Opinion

Killing the death tax

Friday, December 11, 2009

It is said the only things certain in life are death and taxes. Somehow the federal government has managed to combine both.

The estate tax -- commonly referred to as the "death tax" -- is a tax on assets transferred following an individual's passing. This tax is a drag on our economy because it taxes capital, the fuel of economic growth.

I long have supported a complete and permanent repeal of the death tax because it punishes individuals at their death and, in effect, is a double tax on assets which were already taxed when earned.

Recent estimates show a full repeal of the tax would create 1.5 million jobs, increase small business capital by more than $1.6 trillion, increase payrolls by 2.6 percent and expand investment by 3 percent. Yet, with the purported focus on job creation, this Congress and Administration refuse to enact a permanent repeal.

Grieving families are faced with a punitive tax which raises only 1 percent of all federal revenue. In fact, estimates show the death tax costs the economy more in lost growth than it raises. The death tax discourages savings and investment in small businesses and family farms, threatening their very existence from one generation to the next.

People should be able to pass their earthly assets to family without a call from the IRS. Why should the prosperity Americans accumulate through hard work and innovation be forfeited when their lives come to an end?

Just days ago, Congress had the chance to permanently repeal the death tax. Unfortunately, it fell far short despite the fact many of my colleagues and I were willing to work together to find a real solution.

Instead, Congress passed a bill which would permanently extend the excessively high tax rate of 45 percent with an un-indexed exemption amount of $3.5 million. At the 45 percent rate, nearly half of the value of farms, ranches and small businesses would be taxed.

This measure didn't kill the death tax, didn't set a reasonable rate, didn't provide an appropriate exemption amount, and isn't indexed for inflation.

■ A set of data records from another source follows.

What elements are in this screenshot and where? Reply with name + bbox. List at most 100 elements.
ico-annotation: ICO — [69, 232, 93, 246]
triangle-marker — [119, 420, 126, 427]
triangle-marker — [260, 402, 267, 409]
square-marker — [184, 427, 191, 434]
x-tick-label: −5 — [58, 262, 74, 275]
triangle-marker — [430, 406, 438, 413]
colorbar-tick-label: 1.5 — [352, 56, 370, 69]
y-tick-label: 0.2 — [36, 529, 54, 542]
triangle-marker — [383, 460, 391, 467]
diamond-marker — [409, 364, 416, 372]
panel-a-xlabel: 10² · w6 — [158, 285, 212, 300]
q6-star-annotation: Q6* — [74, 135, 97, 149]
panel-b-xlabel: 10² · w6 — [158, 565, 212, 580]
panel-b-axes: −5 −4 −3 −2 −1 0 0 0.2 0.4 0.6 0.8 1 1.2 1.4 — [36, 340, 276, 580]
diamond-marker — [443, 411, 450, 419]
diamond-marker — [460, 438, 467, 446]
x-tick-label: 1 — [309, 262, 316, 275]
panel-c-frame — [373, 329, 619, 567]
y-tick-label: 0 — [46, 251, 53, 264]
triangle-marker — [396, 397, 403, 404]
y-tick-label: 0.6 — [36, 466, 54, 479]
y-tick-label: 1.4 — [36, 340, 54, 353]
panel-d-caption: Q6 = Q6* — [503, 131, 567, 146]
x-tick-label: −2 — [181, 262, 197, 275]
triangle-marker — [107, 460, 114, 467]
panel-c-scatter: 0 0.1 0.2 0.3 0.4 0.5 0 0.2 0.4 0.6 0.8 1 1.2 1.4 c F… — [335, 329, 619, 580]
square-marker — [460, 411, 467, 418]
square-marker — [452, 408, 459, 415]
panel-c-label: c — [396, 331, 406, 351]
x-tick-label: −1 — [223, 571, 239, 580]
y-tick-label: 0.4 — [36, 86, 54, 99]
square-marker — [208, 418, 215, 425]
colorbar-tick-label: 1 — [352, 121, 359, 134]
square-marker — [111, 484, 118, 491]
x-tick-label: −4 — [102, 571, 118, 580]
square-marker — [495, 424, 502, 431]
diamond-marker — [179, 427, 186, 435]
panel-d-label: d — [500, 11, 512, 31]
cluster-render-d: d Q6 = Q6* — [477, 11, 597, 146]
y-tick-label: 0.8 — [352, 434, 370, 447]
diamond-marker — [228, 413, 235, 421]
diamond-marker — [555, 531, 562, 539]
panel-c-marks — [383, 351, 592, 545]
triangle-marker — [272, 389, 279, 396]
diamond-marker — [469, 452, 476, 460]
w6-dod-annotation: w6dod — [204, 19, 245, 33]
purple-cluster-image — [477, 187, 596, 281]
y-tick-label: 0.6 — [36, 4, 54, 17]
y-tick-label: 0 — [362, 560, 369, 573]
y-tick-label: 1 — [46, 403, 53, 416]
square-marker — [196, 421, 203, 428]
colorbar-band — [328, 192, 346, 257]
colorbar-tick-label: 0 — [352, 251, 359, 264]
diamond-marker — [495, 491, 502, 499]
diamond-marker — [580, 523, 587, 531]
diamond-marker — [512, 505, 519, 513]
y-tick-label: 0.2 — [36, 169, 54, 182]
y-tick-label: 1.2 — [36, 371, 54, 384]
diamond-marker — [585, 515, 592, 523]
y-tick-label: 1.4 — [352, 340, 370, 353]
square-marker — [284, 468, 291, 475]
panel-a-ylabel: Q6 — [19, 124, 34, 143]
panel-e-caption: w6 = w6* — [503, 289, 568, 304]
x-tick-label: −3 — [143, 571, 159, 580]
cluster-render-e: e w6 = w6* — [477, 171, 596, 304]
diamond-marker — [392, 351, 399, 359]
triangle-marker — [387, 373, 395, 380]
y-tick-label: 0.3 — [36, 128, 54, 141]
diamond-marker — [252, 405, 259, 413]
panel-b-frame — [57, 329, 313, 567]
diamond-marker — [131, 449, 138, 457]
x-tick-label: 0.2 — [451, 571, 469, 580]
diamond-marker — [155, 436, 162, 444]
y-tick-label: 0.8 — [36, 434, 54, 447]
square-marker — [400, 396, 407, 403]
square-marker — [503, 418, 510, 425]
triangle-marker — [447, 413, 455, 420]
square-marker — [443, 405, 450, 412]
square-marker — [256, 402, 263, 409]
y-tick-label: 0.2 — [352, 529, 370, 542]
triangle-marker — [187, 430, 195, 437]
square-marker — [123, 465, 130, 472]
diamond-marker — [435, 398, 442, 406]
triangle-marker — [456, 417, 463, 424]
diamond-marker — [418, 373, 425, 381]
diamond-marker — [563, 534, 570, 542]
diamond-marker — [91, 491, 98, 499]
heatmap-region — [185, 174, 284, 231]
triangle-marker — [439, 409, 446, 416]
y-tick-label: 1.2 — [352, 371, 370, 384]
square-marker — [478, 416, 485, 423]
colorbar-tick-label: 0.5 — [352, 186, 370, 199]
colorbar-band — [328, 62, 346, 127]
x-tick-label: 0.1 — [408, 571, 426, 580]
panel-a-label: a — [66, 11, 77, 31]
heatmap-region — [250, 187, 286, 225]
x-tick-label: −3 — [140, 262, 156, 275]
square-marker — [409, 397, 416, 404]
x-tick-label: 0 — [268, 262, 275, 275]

By comparison, let's take a look at the alternative minimum tax (AMT). Like the death tax, the AMT was originally designed to impact a relatively few taxpayers. But like the death tax, the AMT was not indexed for inflation, and now hits 26 million middle-class taxpayers every year.

More and more family farms will fall victim to the death tax unless a permanent repeal is enacted. It is a shame Congress chose to employ a gimmick as a Band-Aid rather than solve the underlying problems which could prove devastating to small, family-owned businesses and agriculture producers

Abolition of this harmful tax will help spur economic recovery, put unemployed Americans back to work, and increase the long-term growth potential of the economy.

Most importantly, repeal of the death tax would echo what we have been taught for so long: if you work hard, you can pass the fruits of your labor to your children without fear the government will take it away.